The CD3(-)CD4(+) lymphoid variant of hypereosinophilic syndrome is characterized by hypereosinophilia and clonal circulating CD3(-)CD4(+) T cells. Peripheral T-cell lymphoma has been described during this disease course, and we observed in our cohort of 23 patients 2 cases of angio-immunoblastic T-cell lymphoma. We focus here on histopathological (n=12 patients) and immunophenotypic (n=15) characteristics of CD3(-)CD4(+) lymphoid variant of hypereosinophilic syndrome. Atypical CD4(+) T cells lymphoid infiltrates were found in 10 of 12 CD3(-)CD4(+) L-HES patients, in lymph nodes (n=4 of 4 patients), in skin (n=9 of 9) and other extra-nodal tissues (gut, lacrymal gland, synovium). Lymph nodes displayed infiltrates limited to the interfollicular areas or even an effacement of nodal architecture, associated with proliferation of arborizing high endothelial venules and increased follicular dendritic cell meshwork. Analysis of 2 fresh skin samples confirmed the presence of CD3(-)CD4(+) T cells. Clonal T cells were detected in at least one tissue in 8 patients, including lymph nodes (n=4 of 4): the same clonal T cells were detected in blood and in at least one biopsy, with a maximum delay of 23 years between samples. In the majority of cases, circulating CD3(-)CD4(+) T cells were CD2(hi) (n=9 of 14), CD5(hi) (n=12 of 14), and CD7(-)(n=4 of 14) or CD7(low) (n=10 of 14). Angio-immunoblastic T-cell lymphoma can also present with CD3(-)CD4(+) T cells; despite other common histopathological and immunophenotypic features, CD10 expression and follicular helper T-cell markers were not detected in lymphoid variant of hypereosinophilic syndrome patients, except in both patients who developed angio-immunoblastic T-cell lymphoma, and only at T-cell lymphoma diagnosis. Taken together, persistence of tissular clonal T cells and histopathological features define CD3(-)CD4(+) lymphoid variant of hypereosinophilic syndrome as a peripheral indolent clonal T-cell lymphoproliferative disorder, which should not be confused with angio-immunoblastic T-cell lymphoma.

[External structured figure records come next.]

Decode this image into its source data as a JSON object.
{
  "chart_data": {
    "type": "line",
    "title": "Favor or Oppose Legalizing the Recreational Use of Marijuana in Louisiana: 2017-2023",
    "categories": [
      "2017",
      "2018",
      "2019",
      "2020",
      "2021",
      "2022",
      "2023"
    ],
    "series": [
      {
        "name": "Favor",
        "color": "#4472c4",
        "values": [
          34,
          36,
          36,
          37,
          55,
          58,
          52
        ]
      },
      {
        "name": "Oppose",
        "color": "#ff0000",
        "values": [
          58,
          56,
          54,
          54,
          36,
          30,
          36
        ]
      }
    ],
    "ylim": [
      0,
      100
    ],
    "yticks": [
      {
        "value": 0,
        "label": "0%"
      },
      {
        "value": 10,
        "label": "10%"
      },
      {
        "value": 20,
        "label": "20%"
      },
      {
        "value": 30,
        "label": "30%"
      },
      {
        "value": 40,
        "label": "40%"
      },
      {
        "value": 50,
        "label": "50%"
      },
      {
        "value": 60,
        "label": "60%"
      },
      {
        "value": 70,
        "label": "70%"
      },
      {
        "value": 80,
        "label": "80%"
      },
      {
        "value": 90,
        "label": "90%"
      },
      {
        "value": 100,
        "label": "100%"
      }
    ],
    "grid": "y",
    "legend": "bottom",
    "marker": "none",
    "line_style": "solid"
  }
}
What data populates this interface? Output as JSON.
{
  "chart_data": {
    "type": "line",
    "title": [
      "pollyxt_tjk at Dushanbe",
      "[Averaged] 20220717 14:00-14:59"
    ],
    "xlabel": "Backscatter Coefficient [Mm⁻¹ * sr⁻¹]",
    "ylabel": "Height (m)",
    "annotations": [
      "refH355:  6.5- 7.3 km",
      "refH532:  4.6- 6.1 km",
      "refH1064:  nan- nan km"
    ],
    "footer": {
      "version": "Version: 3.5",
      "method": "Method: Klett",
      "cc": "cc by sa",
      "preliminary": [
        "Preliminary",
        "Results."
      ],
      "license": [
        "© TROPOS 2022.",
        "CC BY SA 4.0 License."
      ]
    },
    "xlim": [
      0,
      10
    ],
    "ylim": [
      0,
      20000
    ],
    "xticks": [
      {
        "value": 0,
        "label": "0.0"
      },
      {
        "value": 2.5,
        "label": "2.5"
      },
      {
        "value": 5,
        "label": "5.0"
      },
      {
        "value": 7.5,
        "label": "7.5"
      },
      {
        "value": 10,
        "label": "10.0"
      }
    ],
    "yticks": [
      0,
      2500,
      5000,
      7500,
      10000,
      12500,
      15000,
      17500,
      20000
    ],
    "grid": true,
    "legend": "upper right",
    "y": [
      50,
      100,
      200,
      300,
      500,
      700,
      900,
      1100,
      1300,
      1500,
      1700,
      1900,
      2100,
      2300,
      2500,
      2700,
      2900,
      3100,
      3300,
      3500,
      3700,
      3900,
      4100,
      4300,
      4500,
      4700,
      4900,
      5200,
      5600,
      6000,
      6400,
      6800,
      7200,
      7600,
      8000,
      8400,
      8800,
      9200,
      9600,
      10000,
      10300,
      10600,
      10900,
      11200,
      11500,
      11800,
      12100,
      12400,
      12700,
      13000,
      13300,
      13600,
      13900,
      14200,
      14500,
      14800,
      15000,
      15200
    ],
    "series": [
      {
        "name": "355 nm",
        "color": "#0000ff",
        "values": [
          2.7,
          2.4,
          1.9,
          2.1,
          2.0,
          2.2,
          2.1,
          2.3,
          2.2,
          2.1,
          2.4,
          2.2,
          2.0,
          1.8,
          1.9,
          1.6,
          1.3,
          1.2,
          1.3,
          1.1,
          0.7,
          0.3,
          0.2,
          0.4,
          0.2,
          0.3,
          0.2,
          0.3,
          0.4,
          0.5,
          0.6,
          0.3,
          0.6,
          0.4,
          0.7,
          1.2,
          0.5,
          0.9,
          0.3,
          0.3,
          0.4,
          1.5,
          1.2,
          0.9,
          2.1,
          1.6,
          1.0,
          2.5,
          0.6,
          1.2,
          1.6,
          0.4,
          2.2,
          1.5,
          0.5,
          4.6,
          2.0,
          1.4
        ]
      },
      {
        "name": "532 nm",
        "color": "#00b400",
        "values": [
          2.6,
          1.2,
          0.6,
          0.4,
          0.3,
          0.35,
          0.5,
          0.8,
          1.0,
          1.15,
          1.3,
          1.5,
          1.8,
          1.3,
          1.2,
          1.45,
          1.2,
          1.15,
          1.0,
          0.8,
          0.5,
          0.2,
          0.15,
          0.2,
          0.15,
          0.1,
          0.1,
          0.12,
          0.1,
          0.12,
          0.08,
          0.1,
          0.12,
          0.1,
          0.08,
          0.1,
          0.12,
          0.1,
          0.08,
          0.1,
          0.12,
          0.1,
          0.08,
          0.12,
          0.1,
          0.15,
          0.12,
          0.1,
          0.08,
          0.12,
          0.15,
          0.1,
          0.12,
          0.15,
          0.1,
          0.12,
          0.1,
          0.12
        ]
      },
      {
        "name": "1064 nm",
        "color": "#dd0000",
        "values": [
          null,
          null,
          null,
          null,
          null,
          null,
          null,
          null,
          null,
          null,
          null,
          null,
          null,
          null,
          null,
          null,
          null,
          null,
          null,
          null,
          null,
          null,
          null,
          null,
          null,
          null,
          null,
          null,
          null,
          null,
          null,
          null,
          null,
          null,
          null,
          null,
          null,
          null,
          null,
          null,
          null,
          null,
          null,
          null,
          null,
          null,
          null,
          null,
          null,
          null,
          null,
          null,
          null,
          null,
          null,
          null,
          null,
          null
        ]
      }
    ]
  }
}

高嗜酸性粒细胞综合征的CD3(-)CD4(+)淋巴细胞变异型的特征为嗜酸性粒细胞增多和克隆性循环CD3(-)CD4(+) T细胞。在该疾病过程中曾有外周T细胞淋巴瘤的报道,在我们的23例患者队列中,我们观察到2例血管免疫母细胞性T细胞淋巴瘤。我们在此聚焦于高嗜酸性粒细胞综合征CD3(-)CD4(+)淋巴细胞变异型的组织病理学(n = 12例患者)和免疫表型(n = 15例)特征。在12例CD3(-)CD4(+) L - HES患者中的10例发现非典型CD4(+) T细胞淋巴浸润,见于淋巴结(4例患者中的4例)、皮肤(9例中的9例)和其他结外组织(肠道、泪腺、滑膜)。淋巴结显示浸润局限于滤泡间区,甚至淋巴结结构消失,伴有树枝状高内皮小静脉增生和滤泡树突状细胞网络增加。对2份新鲜皮肤样本的分析证实存在CD3(-)CD4(+) T细胞。8例患者的至少一个组织中检测到克隆性T细胞,包括淋巴结(4例中的4例):在血液和至少一次活检中检测到相同的克隆性T细胞,样本之间的最大间隔时间为23年。在大多数病例中,循环CD3(-)CD4(+) T细胞为CD2(高表达)(14例中的9例)、CD5(高表达)(14例中的12例),以及CD7(-)(14例中的4例)或CD7(低表达)(14例中的10例)。血管免疫母细胞性T细胞淋巴瘤也可出现CD3(-)CD4(+) T细胞;尽管有其他常见的组织病理学和免疫表型特征,但在高嗜酸性粒细胞综合征淋巴细胞变异型患者中未检测到CD10表达和滤泡辅助性T细胞标志物,仅在发生血管免疫母细胞性T细胞淋巴瘤的2例患者中,且仅在T细胞淋巴瘤诊断时检测到。综上所述,组织克隆性T细胞的持续存在和组织病理学特征将高嗜酸性粒细胞综合征的CD3(-)CD4(+)淋巴细胞变异型定义为一种外周惰性克隆性T细胞淋巴增殖性疾病,不应与血管免疫母细胞性T细胞淋巴瘤相混淆。